Posted by Carine at May 11, 2005 11:42 AM
Comments

He Who Never Obeys Me's boss told his personnel that he wasn't coming to work on Monday, so he didn't see why they should.

My pharmacist seems to think that the idea of minus one holiday was not a a very feasible one. She said something about how the money that was collected would in any case never be the sum that ended up being used to help the aged. I think she's probably right.

BBC One is showing a fake-umentary tonite about an imagined heatwave in the summer of 2006. I'm not watching it. I'm too busy packing for my long long weekend with He Who Never.

Will have to pay our taxes on-line some time this weekend. This year, we're being obliged to pay for state tv even if we don't have a declared tv at our address. Ah, the joys of a nanny state...

Posted by: Valerie at May 11, 2005 09:47 PM

I'd tend to agree with your pharmacist and I disagree with the way this all, collective so-called solidarity is being forced on the people, taking responsibility away from individuals, putting the "state" in charge of caring for our elderly.

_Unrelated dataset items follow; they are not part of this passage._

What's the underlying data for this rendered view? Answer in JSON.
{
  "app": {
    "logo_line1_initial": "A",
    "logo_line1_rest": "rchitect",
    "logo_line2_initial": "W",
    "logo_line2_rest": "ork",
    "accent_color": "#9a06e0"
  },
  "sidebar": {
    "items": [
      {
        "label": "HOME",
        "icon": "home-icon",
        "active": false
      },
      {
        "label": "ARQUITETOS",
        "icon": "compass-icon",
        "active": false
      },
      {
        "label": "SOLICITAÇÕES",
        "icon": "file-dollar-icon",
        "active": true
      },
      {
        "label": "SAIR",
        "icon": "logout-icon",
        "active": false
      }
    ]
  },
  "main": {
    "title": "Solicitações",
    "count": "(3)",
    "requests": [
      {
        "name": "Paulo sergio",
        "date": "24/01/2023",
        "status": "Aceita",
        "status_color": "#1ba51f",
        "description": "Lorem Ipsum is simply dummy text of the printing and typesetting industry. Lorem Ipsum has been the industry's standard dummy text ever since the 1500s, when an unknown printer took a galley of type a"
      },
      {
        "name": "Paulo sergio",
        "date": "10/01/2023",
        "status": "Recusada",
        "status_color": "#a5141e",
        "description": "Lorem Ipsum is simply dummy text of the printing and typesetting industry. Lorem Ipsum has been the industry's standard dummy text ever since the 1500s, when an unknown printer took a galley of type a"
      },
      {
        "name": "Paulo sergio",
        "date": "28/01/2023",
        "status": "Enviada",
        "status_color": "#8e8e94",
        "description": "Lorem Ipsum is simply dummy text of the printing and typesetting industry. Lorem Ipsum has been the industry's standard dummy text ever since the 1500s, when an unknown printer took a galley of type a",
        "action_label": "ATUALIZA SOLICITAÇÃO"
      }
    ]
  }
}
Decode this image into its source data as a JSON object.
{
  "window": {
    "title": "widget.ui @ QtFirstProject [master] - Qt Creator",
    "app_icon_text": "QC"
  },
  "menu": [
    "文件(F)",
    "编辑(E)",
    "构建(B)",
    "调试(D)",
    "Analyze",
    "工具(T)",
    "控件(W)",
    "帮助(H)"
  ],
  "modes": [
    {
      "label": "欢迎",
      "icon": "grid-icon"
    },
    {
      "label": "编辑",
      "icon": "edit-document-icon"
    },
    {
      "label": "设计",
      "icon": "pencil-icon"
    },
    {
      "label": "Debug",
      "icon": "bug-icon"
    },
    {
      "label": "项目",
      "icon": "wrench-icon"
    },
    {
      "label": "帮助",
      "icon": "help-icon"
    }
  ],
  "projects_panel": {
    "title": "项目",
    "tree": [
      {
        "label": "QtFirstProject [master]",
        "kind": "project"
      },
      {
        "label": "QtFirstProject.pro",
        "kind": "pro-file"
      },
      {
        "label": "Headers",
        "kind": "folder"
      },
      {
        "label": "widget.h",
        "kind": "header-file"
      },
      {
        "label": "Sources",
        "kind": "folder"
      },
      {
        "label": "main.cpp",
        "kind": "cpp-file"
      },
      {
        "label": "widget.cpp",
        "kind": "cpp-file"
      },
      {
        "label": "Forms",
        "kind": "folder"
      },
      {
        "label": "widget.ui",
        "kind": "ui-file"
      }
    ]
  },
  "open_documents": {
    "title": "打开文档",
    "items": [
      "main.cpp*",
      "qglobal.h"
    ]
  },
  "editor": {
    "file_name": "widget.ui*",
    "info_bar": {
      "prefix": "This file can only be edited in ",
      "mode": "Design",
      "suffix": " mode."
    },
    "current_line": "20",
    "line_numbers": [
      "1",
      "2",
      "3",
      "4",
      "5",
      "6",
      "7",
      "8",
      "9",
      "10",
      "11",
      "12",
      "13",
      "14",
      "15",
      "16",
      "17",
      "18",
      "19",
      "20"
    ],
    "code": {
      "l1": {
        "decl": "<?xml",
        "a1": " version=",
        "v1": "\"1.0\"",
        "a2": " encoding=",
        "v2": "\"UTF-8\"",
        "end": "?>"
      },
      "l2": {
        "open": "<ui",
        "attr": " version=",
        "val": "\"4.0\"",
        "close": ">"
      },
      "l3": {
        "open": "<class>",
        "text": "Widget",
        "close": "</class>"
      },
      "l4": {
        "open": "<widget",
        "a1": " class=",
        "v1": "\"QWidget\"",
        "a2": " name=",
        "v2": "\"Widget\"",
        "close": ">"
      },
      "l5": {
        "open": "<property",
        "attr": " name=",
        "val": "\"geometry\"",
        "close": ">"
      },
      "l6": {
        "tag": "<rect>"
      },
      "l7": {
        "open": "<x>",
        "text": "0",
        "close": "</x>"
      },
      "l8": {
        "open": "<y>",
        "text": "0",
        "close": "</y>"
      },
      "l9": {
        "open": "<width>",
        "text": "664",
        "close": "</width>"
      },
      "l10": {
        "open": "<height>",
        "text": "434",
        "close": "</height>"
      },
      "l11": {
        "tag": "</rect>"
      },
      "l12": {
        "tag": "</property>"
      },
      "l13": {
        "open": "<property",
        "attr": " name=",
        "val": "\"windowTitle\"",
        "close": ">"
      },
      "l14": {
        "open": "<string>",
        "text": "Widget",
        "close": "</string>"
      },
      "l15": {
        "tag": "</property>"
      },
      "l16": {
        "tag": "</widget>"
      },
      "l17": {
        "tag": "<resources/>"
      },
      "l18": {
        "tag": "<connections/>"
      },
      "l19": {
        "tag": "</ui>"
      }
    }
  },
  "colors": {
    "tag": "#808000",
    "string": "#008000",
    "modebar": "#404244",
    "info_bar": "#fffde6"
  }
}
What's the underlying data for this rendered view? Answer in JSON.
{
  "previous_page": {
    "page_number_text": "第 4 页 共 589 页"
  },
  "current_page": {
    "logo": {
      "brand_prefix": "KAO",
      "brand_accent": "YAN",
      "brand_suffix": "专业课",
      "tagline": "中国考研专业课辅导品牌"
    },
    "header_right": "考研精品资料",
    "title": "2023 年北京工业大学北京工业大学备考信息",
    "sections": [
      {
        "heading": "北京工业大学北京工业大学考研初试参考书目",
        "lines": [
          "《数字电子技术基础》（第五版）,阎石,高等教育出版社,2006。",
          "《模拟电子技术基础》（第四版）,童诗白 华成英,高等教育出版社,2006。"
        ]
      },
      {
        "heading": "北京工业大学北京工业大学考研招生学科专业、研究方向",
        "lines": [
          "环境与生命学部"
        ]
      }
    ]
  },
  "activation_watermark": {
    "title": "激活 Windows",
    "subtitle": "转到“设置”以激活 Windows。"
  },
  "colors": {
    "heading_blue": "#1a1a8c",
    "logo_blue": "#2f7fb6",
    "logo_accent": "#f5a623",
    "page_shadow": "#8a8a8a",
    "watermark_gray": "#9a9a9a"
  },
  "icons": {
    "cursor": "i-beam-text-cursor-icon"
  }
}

But the fact is that our marxist/trotskiyst/communist unions/parties/gangs refusing the idea of this solidarity is surreal. In Paris they're giving away leaflets saying stuff like "we won't work for free". I mean, what? Communists now want to get paid for their (supposed) work?? Shouldn't their money be taken away from them to ensure a "fair distribution of wealth" to help the poors and the elderly?

Posted by: Carine at May 12, 2005 10:58 AM

I am philosophically sympathetic to the camp who are opposed to a special tax to nurse old people through the summer holiday, but what a bunch of whining snotnoses you have over there.

Give up a day off that commemorates a religion they don't believe in, to save grandpa and grandma? - No way says the Marxists.

What a pathetic, narrow-minded, pack of "me first" humanity.